MJPEG frames take the DecodeMode::Mjpeg path and are decoded by one of two backends:
- MPP (hardware decode) passes the JPEG's native chroma subsampling straight through, so a 4:2:0 source decodes to NV12, 4:2:2 to NV16, and 4:4:4 to NV24.
- TurboJPEG (portable software, or when hardware decode init fails) always downconverts to NV12.
Because MPP passes subsampling through, non-4:2:0 sources arrive as NV16 or NV24 and need a normalizing pass.
Subsampling normalization
| Decoded format | Path | Output | Notes |
|---|---|---|---|
| NV12 (4:2:0) | passthrough | NV12 | broadcast straight from the MPP pool, zero-copy |
| NV16 (4:2:2) | RGA CSC | NV12 | the MACROSILICON VC-002 dongle; the tested path |
| NV24 (4:4:4) | RGA CSC | NV12 | best-effort chroma; emits a one-shot warning |
| unknown | rejected | none | frame dropped, error logged |
The CSC ring is allocated on the first non-NV12 MJPEG frame, so 4:2:0 cameras stay zero-copy and pay nothing. When conversion cannot run (the backend lacks the subsampling, or the ring fails to allocate), the frame is dropped and the cause is logged once. The source goes black with a log line rather than stalling silently, and nothing non-NV12 ever reaches the wire.
HDMI signal state
An HDMI bridge has no boolean "connected" flag worth trusting, so VideoNode reads signal truth from how VIDIOC_QUERY_DV_TIMINGS (and the configured-timings sibling VIDIOC_G_DV_TIMINGS) fails. A success with non-zero width, height, and pixel clock means the signal is locked; otherwise the errno carries the reason. The internal signal state maps as:
| ioctl result | Signal state | Meaning |
|---|---|---|
| success, valid timings | Locked | signal present and stable |
| success, zero timings | NoSignal | cable connected, no usable signal |
ENOLINK | NoLink | no cable |
ENOLCK | Unstable | signal present but unstable |
ERANGE | OutOfRange | signal outside the supported range |
ENOTTY | NotSupported | device exposes no DV timings |
| any other errno | NoSignal | fallback |
That signal state feeds the source's liveness field on /api/sources (for example no_cable, no_signal), so a missing or unstable HDMI signal is visible without inspecting the device directly.
A locked result also reports the BT timing fields: width, height, an interlaced flag, and a frame rate computed from the timings rather than read from a register. The FPS formula divides the pixel clock by the total blanked frame size:
fps = pixelclock / (htotal * vtotal)
htotal = width + hfrontporch + hsync + hbackporch
vtotal = height + vfrontporch + vsync + vbackporch # halved when interlacedThis is why an HDMI source can report a precise non-integer rate (for example 59.94) that no fixed-rate assumption would produce.

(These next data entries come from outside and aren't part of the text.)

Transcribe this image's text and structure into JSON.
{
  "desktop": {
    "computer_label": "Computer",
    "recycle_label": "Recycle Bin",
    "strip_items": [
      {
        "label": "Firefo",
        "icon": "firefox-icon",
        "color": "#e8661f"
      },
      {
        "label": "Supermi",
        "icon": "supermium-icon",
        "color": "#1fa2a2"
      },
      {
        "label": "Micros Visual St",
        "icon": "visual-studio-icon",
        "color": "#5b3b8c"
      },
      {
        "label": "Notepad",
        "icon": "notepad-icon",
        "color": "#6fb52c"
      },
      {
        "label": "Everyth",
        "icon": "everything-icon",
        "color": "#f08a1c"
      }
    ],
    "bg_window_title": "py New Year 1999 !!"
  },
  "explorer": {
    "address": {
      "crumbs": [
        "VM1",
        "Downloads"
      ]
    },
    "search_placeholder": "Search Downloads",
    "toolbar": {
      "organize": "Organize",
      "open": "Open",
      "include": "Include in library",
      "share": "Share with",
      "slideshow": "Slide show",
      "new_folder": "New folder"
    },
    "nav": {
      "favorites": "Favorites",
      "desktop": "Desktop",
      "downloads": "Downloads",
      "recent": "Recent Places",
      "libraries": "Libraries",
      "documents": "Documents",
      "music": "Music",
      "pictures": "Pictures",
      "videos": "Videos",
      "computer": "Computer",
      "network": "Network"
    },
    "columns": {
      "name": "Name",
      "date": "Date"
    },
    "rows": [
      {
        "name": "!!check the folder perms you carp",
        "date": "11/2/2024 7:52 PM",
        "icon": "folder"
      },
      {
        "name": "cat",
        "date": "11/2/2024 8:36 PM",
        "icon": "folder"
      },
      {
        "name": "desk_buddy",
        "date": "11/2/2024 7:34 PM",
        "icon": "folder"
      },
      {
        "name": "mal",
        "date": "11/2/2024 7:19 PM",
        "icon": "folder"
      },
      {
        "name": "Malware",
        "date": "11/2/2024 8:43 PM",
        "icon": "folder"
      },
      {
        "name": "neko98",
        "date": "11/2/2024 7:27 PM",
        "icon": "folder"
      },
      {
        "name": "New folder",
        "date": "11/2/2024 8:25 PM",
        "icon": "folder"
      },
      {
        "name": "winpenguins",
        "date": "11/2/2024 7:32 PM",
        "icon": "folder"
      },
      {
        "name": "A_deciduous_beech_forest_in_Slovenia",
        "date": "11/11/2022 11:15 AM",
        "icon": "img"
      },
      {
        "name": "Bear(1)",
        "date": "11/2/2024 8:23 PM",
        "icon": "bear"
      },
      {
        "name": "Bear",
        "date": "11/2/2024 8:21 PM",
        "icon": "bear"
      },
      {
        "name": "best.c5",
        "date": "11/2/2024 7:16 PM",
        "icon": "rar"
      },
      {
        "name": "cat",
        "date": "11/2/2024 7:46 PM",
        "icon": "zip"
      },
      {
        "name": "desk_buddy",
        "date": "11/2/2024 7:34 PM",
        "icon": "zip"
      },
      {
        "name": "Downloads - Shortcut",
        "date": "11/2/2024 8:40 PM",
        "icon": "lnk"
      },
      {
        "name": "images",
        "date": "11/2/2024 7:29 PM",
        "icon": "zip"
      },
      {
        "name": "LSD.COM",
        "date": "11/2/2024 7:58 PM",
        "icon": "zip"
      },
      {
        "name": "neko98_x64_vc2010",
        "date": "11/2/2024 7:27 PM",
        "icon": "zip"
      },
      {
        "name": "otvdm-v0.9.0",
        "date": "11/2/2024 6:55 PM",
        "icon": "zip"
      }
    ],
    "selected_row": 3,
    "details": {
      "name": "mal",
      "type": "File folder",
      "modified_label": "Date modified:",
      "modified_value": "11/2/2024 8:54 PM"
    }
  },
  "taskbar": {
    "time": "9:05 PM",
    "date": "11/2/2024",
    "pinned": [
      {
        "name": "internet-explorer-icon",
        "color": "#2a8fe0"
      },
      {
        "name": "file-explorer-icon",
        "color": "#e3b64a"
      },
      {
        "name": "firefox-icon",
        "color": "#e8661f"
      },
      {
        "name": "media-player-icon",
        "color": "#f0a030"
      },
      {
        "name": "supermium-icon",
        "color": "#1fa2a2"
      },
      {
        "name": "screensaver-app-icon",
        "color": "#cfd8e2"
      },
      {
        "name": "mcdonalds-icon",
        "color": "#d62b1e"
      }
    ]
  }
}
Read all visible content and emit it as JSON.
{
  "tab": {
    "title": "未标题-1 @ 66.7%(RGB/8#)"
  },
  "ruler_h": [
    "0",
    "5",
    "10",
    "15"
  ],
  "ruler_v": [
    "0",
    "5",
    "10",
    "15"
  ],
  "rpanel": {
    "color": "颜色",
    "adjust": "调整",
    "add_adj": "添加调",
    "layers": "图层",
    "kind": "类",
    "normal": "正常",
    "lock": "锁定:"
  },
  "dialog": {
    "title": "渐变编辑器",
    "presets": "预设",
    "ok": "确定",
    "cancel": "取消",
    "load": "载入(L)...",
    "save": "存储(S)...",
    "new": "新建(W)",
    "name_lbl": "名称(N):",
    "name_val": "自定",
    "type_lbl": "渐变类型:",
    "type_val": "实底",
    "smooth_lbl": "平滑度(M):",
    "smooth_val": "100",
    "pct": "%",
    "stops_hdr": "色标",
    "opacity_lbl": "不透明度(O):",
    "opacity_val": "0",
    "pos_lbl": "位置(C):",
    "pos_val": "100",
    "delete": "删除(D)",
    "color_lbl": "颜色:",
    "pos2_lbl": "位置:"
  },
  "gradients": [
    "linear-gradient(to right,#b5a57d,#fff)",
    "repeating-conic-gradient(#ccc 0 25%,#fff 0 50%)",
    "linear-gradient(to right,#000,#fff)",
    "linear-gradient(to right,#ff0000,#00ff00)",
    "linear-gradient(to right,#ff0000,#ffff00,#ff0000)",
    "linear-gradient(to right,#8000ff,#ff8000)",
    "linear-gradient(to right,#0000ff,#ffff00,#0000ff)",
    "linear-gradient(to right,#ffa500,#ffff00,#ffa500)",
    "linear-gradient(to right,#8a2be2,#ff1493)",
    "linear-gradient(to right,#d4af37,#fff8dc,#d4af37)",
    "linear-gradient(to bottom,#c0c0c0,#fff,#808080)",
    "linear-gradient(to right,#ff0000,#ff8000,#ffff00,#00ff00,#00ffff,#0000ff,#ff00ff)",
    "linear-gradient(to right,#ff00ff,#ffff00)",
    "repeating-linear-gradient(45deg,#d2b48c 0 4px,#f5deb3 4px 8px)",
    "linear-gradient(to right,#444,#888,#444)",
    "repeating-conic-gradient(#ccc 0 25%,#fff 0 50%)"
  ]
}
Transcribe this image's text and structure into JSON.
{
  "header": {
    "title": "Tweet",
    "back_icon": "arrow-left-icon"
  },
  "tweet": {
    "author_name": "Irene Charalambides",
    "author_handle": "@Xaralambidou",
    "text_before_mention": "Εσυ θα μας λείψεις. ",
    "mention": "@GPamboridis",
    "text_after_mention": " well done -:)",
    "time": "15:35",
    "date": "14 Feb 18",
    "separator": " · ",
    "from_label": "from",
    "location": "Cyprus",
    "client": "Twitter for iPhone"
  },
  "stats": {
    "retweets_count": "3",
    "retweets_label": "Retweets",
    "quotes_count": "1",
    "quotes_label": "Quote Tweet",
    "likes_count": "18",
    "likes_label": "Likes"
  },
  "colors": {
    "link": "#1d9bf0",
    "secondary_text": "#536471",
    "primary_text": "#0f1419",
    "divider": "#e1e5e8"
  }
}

Test mode (hardware-free sources)
A source with test_mode = true carries no device and runs the videonode-source binary without a --device argument, so it produces frames with no V4L2 hardware attached. This is the bring-up path on a host with no capture device. The API enforces exact-one semantics: device and test_mode are mutually exclusive, and the daemon rejects a source that sets both or neither. To switch an existing source, PATCH /api/sources/{source_id} toggles test_mode and clears device by sending it as an empty string. Everything downstream (the NV12 wire contract, SCM_RIGHTS broadcast, snapshot and preview endpoints) is identical to a hardware source.
Handoff
The resulting NV12 dma-buf broadcasts to consumers over SCM_RIGHTS. See architecture for the wire format and pipeline model for source, composer, and stream lifecycles.